Zasiane

Wtorek, XVII Tydzień Zwykły, rok II, Mt 13,36-43

Jezus odprawił tłumy i wrócił do domu. Tam przystąpili do Niego uczniowie, mówiąc: «Wyjaśnij nam przypowieść o chwaście». On odpowiedział: «Tym, który sieje dobre nasienie, jest Syn Człowieczy. Rolą jest świat, dobrym nasieniem są synowie królestwa, chwastem zaś synowie Złego. Nieprzyjacielem, który posiał chwast, jest diabeł; żniwem jest koniec świata, a żeńcami są aniołowie. Jak więc zbiera się chwast i spala w ogniu, tak będzie przy końcu świata. Syn Człowieczy pośle aniołów swoich: ci zbiorą z Jego królestwa wszystkie zgorszenia oraz tych, którzy dopuszczają się nieprawości, i wrzucą ich w piec rozpalony; tam będzie płacz i zgrzytanie zębów. Wtedy sprawiedliwi jaśnieć będą jak słońce w królestwie Ojca swego. Kto ma uszy, niechaj słucha!».

 

Jezus Chrystus, podejmując szeroką działalność apostolską i głosząc królestwo Boże rzeszom ludzi, zrobił tak naprawdę swoje. Zasiał dobre nasienie Słowa w sercach słuchających Go osób, pozwalając, aby wydało ono w stosownym czasie obfity plon. Jednak pośród ludzi dobrych nie brakowało tych przewrotnych i złych. Podsycani podszeptami diabła robili wszystko, aby zaszkodzić dziełu Bożemu i zniszczyć je.
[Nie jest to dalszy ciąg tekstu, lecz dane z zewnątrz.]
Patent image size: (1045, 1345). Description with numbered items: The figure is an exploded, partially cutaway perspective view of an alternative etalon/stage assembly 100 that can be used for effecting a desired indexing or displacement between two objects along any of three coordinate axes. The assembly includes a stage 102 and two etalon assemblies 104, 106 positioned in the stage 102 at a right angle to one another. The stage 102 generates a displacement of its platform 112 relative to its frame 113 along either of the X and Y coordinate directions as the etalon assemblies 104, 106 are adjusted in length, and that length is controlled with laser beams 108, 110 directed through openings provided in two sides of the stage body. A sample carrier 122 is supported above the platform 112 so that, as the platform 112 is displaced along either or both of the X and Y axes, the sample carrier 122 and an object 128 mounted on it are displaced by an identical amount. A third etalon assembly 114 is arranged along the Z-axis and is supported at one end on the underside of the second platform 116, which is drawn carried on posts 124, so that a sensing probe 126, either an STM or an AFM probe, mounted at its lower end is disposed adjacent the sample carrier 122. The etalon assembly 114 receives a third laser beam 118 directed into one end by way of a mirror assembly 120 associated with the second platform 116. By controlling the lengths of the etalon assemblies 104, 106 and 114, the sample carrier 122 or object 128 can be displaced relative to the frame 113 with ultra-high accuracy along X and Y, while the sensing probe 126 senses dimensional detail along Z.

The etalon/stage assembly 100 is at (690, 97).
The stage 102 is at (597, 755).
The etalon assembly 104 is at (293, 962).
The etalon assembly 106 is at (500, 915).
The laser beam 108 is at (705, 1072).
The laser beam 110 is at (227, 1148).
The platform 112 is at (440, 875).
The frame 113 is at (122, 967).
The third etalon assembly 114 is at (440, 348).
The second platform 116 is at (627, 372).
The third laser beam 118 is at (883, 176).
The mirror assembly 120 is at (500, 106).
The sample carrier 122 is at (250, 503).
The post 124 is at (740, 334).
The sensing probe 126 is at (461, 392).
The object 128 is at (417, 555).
Apostołowie oraz ich następcy – biskupi i kapłani – odważnie głosząc Ewangelię o królestwie Bożym, ciągle spotykają się z podobnymi problemami i trudami, jakie miały miejsce za czasów Jezusa. Z jednej strony są ludzie spragnieni słowa, prawdy i miłości, którzy w pełni przyjmują Słowo Boże. Z drugiej – zdeprawowane osoby postępujące wbrew przykazaniom i prawu Bożemu.

Co zatem mamy czynić? Jako chrześcijanie mamy przyoblec się w wielką cierpliwość w znoszeniu zła. Naszą tarczą winna być miłość bliźniego, a mieczem żywe Słowo. Nadejdzie bowiem moment sądu ostatecznego, w czasie którego wyjdą wszystkie, często ukrywane, ludzkie przewrotności, kłamstwa, obłuda, dewiacje itp. Ci, którzy do końca pozostaną wierni Jezusowi, otrzymają swoją nagrodę. A jest ona naprawdę cenna i wartościowa – niebo!